Remodelling means the building is suitable for a wide range of activities like music productions, film screenings and exhibitions – opening up the possibility of being open seven days a week.
A community café with children’s play area and charity shop, selling a variety of items including clothing and bric-a-brac, offers the community a place to gather and share refreshments.
The building on Bogwood Road, Mayfield, which first opened in 1955, has new toilets, a smart heating system, modern kitchen and floor to ceiling windows which means it is flooded with natural sunlight.
Mabel Currie, Session Clerk of Newbattle Parish, said: “We are absolutely delighted that work to create a modern, comfortable building in the heart of our community has now been completed.
“It is a source of great pride and joy for the congregation which has always used the church in creative ways and the refurbishment allows us to take that to the next level.
“We are really open to new ideas and exploring what it means for us in terms of supporting our community, developing our own faith and sharing the Good News.
“It is an open place of welcome, comfort and support and we hope that people will be able to see the real possibilities for the Church going forward.”
Mrs Currie said the congregation was proud that adults with support needs, who meet in the church hall, will continue to work in the café one day a week reinforcing their identity as valued members of the community.
Mayfield and Easthouses Church contributed £70,000 of its own funds to the Cornerstone Project, first conceived in 2011, and the rest of the money was made up from grants, fundraising activities and personal donations.
The Church of Scotland General Trustees, contributed £100,000 to the scheme which was completed on time and on budget.
Tyne- Esk LEADER, WREN FCC Scottish Action Fund, Robertson Trust and J M Napier Fund were also major financial supporters.
The project was delivered by contractor Ashwood Scotland Ltd and overseen by the Kirk Session with support from Lothian Presbytery because Newbattle Parish is currently in vacancy and seeking a new minister.
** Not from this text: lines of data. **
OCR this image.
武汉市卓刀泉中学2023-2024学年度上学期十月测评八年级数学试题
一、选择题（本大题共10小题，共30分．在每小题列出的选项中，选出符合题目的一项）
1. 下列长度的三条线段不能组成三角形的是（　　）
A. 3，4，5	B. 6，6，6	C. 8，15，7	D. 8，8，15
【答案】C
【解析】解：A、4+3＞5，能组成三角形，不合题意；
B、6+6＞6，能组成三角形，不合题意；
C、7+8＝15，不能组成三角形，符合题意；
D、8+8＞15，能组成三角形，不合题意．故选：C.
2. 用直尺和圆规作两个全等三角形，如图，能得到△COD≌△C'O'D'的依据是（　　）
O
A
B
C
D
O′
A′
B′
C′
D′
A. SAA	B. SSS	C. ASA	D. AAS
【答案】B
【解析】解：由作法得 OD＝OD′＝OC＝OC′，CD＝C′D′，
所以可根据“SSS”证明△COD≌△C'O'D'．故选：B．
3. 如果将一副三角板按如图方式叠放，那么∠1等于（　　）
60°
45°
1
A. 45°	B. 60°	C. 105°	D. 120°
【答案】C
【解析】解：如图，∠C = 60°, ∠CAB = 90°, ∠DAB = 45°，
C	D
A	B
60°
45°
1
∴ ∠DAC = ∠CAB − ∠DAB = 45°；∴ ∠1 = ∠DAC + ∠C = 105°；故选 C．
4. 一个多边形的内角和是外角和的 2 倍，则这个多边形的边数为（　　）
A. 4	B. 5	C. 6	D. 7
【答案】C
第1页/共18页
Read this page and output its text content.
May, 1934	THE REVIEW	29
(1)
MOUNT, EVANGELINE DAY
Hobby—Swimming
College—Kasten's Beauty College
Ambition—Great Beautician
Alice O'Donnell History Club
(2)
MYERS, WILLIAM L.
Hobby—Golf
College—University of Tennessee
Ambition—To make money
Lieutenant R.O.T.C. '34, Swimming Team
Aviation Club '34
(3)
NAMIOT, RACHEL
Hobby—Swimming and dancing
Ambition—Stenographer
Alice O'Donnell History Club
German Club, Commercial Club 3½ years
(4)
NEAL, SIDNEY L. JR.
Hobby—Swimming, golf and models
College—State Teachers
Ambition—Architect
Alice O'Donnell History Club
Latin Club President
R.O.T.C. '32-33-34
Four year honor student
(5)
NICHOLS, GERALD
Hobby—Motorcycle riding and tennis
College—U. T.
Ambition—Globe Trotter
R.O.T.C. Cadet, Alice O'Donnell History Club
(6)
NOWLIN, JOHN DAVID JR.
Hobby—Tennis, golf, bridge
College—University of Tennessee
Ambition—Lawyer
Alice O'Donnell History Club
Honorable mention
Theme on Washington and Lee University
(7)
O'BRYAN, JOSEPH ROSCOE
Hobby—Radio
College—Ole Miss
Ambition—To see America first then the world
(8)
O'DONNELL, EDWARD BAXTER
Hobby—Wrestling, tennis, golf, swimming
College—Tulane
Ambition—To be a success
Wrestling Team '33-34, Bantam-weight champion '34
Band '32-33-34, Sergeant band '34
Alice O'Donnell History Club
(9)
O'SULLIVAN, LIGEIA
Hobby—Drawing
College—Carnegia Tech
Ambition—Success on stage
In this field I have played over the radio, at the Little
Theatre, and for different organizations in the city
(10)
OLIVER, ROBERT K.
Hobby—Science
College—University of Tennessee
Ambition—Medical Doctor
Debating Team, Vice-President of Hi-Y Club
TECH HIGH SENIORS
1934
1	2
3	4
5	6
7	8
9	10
Rev Sean Swindells, who left the parish to become minister of the Parish of Fintray, Kinnellar and Keithhall in Aberdeenshire in 2016, attended the opening ceremony and unveiled a commemorative plaque and planted a tree in the remodelled garden area.
The new look church, which hosts a wide range of activities including a Mothers and Toddlers group, youth group and Messy Church, held a service of rededication on Sunday, with the church practically full to capacity.
A spokesman for the Church of Scotland said: “The Church is continually reforming and seeking to grow by engaging with the communities it serves in fresh, imaginative ways.
“A lot of people have fixed ideas about the Church being stuck in the past but they should think again because it is no longer just about an hour on a Sunday morning.
“Across the country, many traditional buildings have been revamped or replaced to great effect to create open, versatile and flexible spaces where people want to be.”